Puerto Rican novelist, Eleanor Parker Sapia, was raised in the United States, Puerto Rico, and Europe. Eleanor’s careers as an artist, counselor, alternative health practitioner, Spanish language family support worker, and a refugee case worker, inspire her stories.
‘A Decent Woman‘, Eleanor’s debut novel, set in turn of the nineteenth century Puerto Rico, was selected as 2015 July Book of the Month for Las Comadres & Friends National Latino Book Club, and is listed in Centro Voices, The Center of Puerto Rican Studies, ‘Essential Boricua Reading for the 2015 Holiday Season’. Eleanor is featured in the anthology, ‘Latina Authors and Their Muses’, edited by Mayra Calvani, and in the soon-to-be released anthology, Organic Coffee, Haphazardly Literary Society, edited by Allie Burke. Eleanor is a proud member of Las Comadres Para Las Americas, PEN America, The National Association of Professional Women, and the Historical Novel Society.
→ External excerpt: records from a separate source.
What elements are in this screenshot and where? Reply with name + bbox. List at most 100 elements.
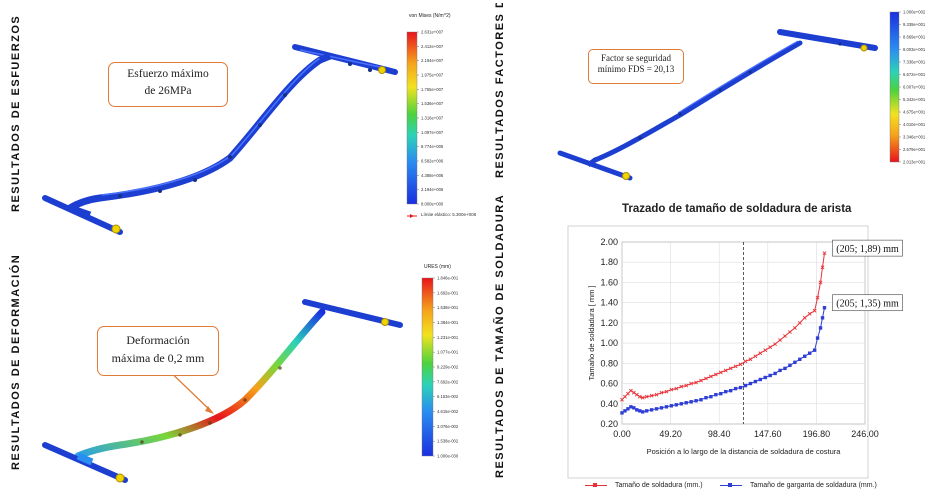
stress-yield-label: Límite elástico: 5.300e+008 — [421, 212, 477, 217]
annotation-top-box — [832, 239, 903, 257]
deform-callout-line1: Deformación — [126, 333, 190, 347]
series-1-point — [674, 403, 679, 407]
legend-red-label: Tamaño de soldadura (mm.) — [615, 482, 703, 489]
annotation-bottom-box — [832, 294, 903, 312]
series-1-point — [649, 408, 654, 412]
legend-throat-size: Tamaño de garganta de soldadura (mm.) — [720, 482, 877, 489]
deform-callout-line2: máxima de 0,2 mm — [111, 351, 205, 365]
series-1-point — [629, 405, 633, 409]
y-tick-label: 1.20 — [600, 318, 618, 328]
series-1-point — [748, 381, 753, 386]
series-0-point — [634, 392, 639, 397]
series-0-point — [713, 372, 718, 377]
series-0-point — [664, 389, 669, 394]
fos-colorbar-tick-label: 4.675e+001 — [903, 110, 926, 115]
stress-colorbar-tick-label: 6.582e+006 — [421, 159, 444, 164]
stress-legend-title: von Mises (N/m^2) — [409, 13, 451, 19]
series-0-point — [733, 364, 738, 369]
series-1-point — [758, 377, 762, 382]
series-1-point — [822, 306, 827, 310]
series-0-point — [812, 308, 817, 313]
series-1-point — [623, 409, 627, 413]
fos-colorbar-tick-label: 6.007e+001 — [903, 85, 926, 90]
series-1-point — [753, 379, 758, 384]
series-0-point — [723, 368, 728, 373]
annotation-bottom: (205; 1,35) mm — [836, 299, 899, 310]
series-0-point — [699, 378, 703, 383]
stress-beam — [42, 44, 398, 235]
series-1-point — [778, 368, 782, 373]
series-0-point — [679, 384, 684, 389]
stress-colorbar-tick-label: 2.631e+007 — [421, 30, 444, 35]
series-1-point — [743, 383, 748, 388]
series-1-point — [719, 391, 723, 396]
x-tick-label: 49.20 — [659, 429, 682, 439]
series-0-point — [684, 383, 689, 388]
fos-colorbar-tick-label: 3.346e+001 — [903, 135, 926, 140]
fos-colorbar-tick-label: 8.669e+001 — [903, 35, 926, 40]
series-1-point — [763, 375, 767, 380]
deform-colorbar-tick-label: 1.538e-001 — [437, 305, 459, 310]
series-0-point — [649, 393, 654, 398]
series-0-point — [689, 381, 694, 386]
stress-callout: Esfuerzo máximo de 26MPa — [108, 62, 228, 107]
series-1-point — [818, 326, 823, 330]
annotation-top: (205; 1,89) mm — [836, 244, 899, 255]
deform-colorbar-tick-label: 7.692e-002 — [437, 379, 459, 384]
y-tick-label: 1.40 — [600, 298, 618, 308]
fos-colorbar-tick-label: 4.010e+001 — [903, 122, 926, 127]
fos-colorbar-tick-label: 7.336e+001 — [903, 60, 926, 65]
series-0-point — [644, 394, 649, 399]
series-0-point — [773, 342, 778, 347]
fos-colorbar: 1.000e+002 9.339e+001 8.669e+001 8.003e+001… — [889, 10, 926, 165]
x-tick-label: 147.60 — [754, 429, 782, 439]
legend-red-swatch — [585, 483, 607, 487]
series-0-point — [637, 394, 642, 399]
series-0-point — [748, 357, 753, 362]
series-1-point — [644, 409, 649, 413]
series-1-point — [641, 410, 645, 414]
stress-colorbar-tick-label: 4.388e+006 — [421, 173, 444, 178]
series-1-point — [783, 366, 787, 371]
fos-colorbar-tick-label: 1.000e+002 — [903, 10, 926, 15]
deform-colorbar-tick-label: 6.153e-002 — [437, 394, 459, 399]
series-0-point — [674, 386, 679, 391]
label-factores: RESULTADOS FACTORES DE SEGURIDAD MINIMO — [494, 3, 506, 178]
y-tick-label: 2.00 — [600, 237, 618, 247]
y-tick-label: 1.60 — [600, 277, 618, 287]
series-0-point — [758, 351, 763, 356]
series-1-point — [807, 351, 812, 355]
series-1-point — [788, 363, 792, 368]
series-0-point — [659, 390, 664, 395]
stress-colorbar-tick-label: 1.097e+007 — [421, 130, 444, 135]
deform-colorbar-tick-label: 3.076e-002 — [437, 424, 459, 429]
series-1-point — [689, 400, 693, 404]
y-tick-label: 1.80 — [600, 257, 618, 267]
deform-colorbar-tick-label: 1.538e-002 — [437, 439, 459, 444]
series-0-point — [654, 392, 659, 397]
label-tamano-soldadura: RESULTADOS DE TAMAÑO DE SOLDADURA — [494, 193, 506, 478]
fos-callout-line1: Factor se seguridad — [601, 53, 671, 63]
series-1-point — [724, 389, 728, 394]
series-1-point — [803, 354, 807, 358]
stress-colorbar-tick-label: 8.000e+000 — [421, 202, 444, 207]
series-0-point — [640, 395, 645, 400]
weld-size-chart: 0.20 0.40 0.60 0.80 1.00 1.20 1.40 1.60 1.80 2.00… — [567, 225, 903, 479]
series-0-point — [783, 334, 787, 338]
fos-colorbar-tick-label: 2.679e+001 — [903, 147, 926, 152]
series-0-point — [623, 394, 627, 399]
deform-colorbar-tick-label: 1.231e-001 — [437, 335, 459, 340]
deform-beam — [42, 299, 403, 483]
series-1-point — [733, 386, 738, 391]
label-deformacion: RESULTADOS DE DEFORMACIÓN — [10, 253, 22, 470]
stress-callout-line2: de 26MPa — [144, 85, 192, 97]
deform-colorbar: 1.846e-001 1.692e-001 1.538e-001 1.384e-001… — [421, 276, 459, 459]
series-1-point — [626, 407, 630, 411]
x-tick-label: 98.40 — [708, 429, 731, 439]
series-1-point — [793, 360, 797, 365]
series-0-point — [807, 311, 812, 316]
deform-legend-title: URES (mm) — [424, 264, 451, 270]
series-0-point — [631, 390, 636, 395]
series-1-point — [669, 404, 674, 408]
series-1-point — [815, 336, 820, 340]
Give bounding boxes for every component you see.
She is a contributing writer at Organic Coffee, Haphazardly Literary Society. When not writing, she loves facilitating creativity groups, reads, and tells herself she is making plans to walk El Camino de Santiago de Compostela a second time.
Eleanor adores her two adult children and currently lives in West Virginia, where she is writing her second novel, ‘The Lament of Sister Maria Immaculata’, and a collection of short stories.